Acredito que todos que trabalham diariamente com TypeScript já perceberam o quão poderoso é o sistema de tipagem fornecido pela linguagem. Ele funciona não apenas como uma camada de segurança em tempo de compilação e desenvolvimento, mas também como uma verdadeira meta-linguagem Turing-completa, capaz de expressar lógica, transformar valores e até executar cálculos complexos, tudo antes mesmo do código rodar.

Neste artigo, iremos explorar esse poder na prática, construindo um encoder de string para Base64 utilizando somente o sistema de tipos do TypeScript. Usaremos ferramentas como template literal types, conditional types e tipos recursivos, mostrando como o compilador pode ser usado como um pequeno motor de execução funcional.

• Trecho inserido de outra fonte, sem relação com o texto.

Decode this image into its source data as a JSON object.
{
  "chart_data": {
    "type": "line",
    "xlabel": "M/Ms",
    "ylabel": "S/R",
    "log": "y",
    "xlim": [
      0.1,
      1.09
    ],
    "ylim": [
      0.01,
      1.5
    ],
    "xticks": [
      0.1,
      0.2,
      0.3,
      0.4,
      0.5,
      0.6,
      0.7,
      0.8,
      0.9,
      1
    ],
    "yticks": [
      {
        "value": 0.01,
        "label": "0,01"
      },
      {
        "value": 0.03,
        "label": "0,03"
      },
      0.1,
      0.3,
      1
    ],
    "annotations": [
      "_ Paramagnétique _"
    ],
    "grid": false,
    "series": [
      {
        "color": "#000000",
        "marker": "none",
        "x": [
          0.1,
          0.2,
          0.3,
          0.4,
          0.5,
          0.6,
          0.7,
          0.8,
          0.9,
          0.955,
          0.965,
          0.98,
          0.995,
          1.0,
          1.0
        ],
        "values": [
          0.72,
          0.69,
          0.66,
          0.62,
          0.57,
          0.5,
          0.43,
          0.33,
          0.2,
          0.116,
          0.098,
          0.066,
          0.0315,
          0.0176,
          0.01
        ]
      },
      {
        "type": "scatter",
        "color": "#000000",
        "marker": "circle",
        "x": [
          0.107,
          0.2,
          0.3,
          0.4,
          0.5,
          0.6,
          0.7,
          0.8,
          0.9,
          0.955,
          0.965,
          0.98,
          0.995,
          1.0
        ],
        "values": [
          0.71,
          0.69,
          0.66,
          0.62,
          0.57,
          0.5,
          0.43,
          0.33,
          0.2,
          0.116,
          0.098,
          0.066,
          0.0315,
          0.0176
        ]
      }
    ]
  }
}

Mais do que uma simples curiosidade, este exercício revela como o sistema de tipos do TypeScript pode ser usado como um ambiente de meta-programação estática, capaz de descrever e executar transformações determinísticas de dados sem depender de runtime algum. Ao final, veremos não só como o Base64 funciona por baixo dos panos, mas também como o TypeScript, quando levado ao limite, se transforma em uma linguagem de programação dentro da própria linguagem.

Vale mencionar que escrevi a primeira versão desse encoder durante a pandemia, acomo um experimento pessoal para entender até onde o TypeScript permitia ir.
Estou revisitando esse código agora, anos depois, e é bem possível que várias partes possam ser simplificadas ou otimizadas usando recursos mais modernos do TS (como melhorias em template literal types, inferências e limites de recursão).
O objetivo aqui não é apresentar “a forma perfeita”, mas compartilhar o processo e a criatividade envolvida no experimento original.

Para quem é este artigo

Este é um artigo de nível intermediário/avançado em TypeScript.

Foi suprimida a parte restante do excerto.